Pädophilie-Interview - „Nicht jeder wird zum Täter“
In Deutschland werden jedes Jahr 12.000 Fälle von sexuellem Missbrauch an Kindern angezeigt. Die Dunkelziffer ist um ein Vielfaches höher. NetDoktor.de sprach mit der Pädophilieexpertin Janina Neutze von der Berliner Charité über Chancen der Prävention und die verzerrte Wahrnehmung potentieller Täter.
Frau Neutze, ein Prozent der männlichen Bevölkerung haben eine pädophile Neigung. Das sind in Deutschland ungefähr 200.000 Männer. Aber nicht jeder von ihnen wird auch zum Täter.
Das ist richtig. Eine pädophile Neigung stellt zwar ein hohes Risiko für sexuelle Übergriffe dar, es muss aber nicht immer zum Missbrauch kommen. Beispielsweise wirken bestimmte Persönlichkeitseigenschaften schützend, andere erhöhen das Risiko. Unter anderem ist wichtig, wie gut jemand mit emotionalen oder stressbeladenen Situationen umgehen kann. Entscheidend ist auch, wie gross die sexuelle Appetenz (Verlangen) ist. Auch eine gering ausgeprägte Opferempathie, also die mangelnde Fähigkeit, sich in sein potenzielles Opfer einzufühlen, ist ein zusätzlicher Risikofaktor.
In der Charité bieten Sie mit dem Projekt "Kein Täter werden" Therapien für Pädophile an. Eine pädophile Neigung lässt sich aber nicht ablegen. Was können sich die Patienten von der Therapie erhoffen?
Wo wir definitiv helfen können, ist die Stärkung der Selbstregulation. Das heisst, die Männer lernen, das eigene Verhalten so zu kontrollieren, dass sie nicht zum Täter werden. Dabei helfen auch Medikamente, die den Sexualtrieb dämpfen. Im Rahmen der Therapie entwickeln die Patienten zudem eine grössere Opferempathie. Und sie legen problematische Einstellungen zum Thema Sex mit Kindern ab.
Die irrige Idee etwa, dass ein Kind durchaus sexuelle Kontakte mit einem Erwachsenen geniessen kann.
Es ist Teil der pädophilen Störung, dass die Männer oft solche Vorstellungen haben. Sie interpretierten beispielsweise auch häufig das Verhalten von Kindern völlig falsch. Sie missverstehen zum Beispiel das ganz normale Zuwendungsbedürfnis eines Kindes, in den Arm genommen zu werden und interpretieren es als Bedürfnis nach sexueller Zuwendung.
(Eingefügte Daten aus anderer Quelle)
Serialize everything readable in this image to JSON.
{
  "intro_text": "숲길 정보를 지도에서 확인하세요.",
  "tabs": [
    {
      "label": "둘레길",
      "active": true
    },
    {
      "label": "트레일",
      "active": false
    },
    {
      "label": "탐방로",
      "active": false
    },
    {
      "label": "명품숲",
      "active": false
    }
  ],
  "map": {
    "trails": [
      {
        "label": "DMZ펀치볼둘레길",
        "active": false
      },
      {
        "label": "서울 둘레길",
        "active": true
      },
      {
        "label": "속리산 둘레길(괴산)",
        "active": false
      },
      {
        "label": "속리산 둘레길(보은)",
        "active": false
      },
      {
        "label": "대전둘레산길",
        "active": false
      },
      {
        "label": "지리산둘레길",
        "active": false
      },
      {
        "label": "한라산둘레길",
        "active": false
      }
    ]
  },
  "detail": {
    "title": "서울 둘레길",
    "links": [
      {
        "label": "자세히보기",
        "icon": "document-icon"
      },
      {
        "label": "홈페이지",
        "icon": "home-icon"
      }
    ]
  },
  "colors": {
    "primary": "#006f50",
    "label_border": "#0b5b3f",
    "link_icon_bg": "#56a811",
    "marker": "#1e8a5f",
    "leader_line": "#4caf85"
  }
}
Pädophile rechtfertigen ihre Taten häufig mit dem Hinweis, dass Kinder ohnehin eine Sexualität haben, die nur gesellschaftlich unter Bann steht. Dass sie die Kinder gleichsam sexuell befreien.
Definitiv nicht! Kinder haben einen eigenen Weg ihre Sexualität zu entdecken. Sie tun das mit sich selbst und mit Gleichaltrigen, aber sicher nicht mit erwachsenen Männern. Es kann keinen einvernehmlichen Sex zwischen einem Kind und einem Erwachsenen geben.
Für Kinder sind sexuelle Kontakte zu Erwachsene also grundsätzlich zerstörerisch.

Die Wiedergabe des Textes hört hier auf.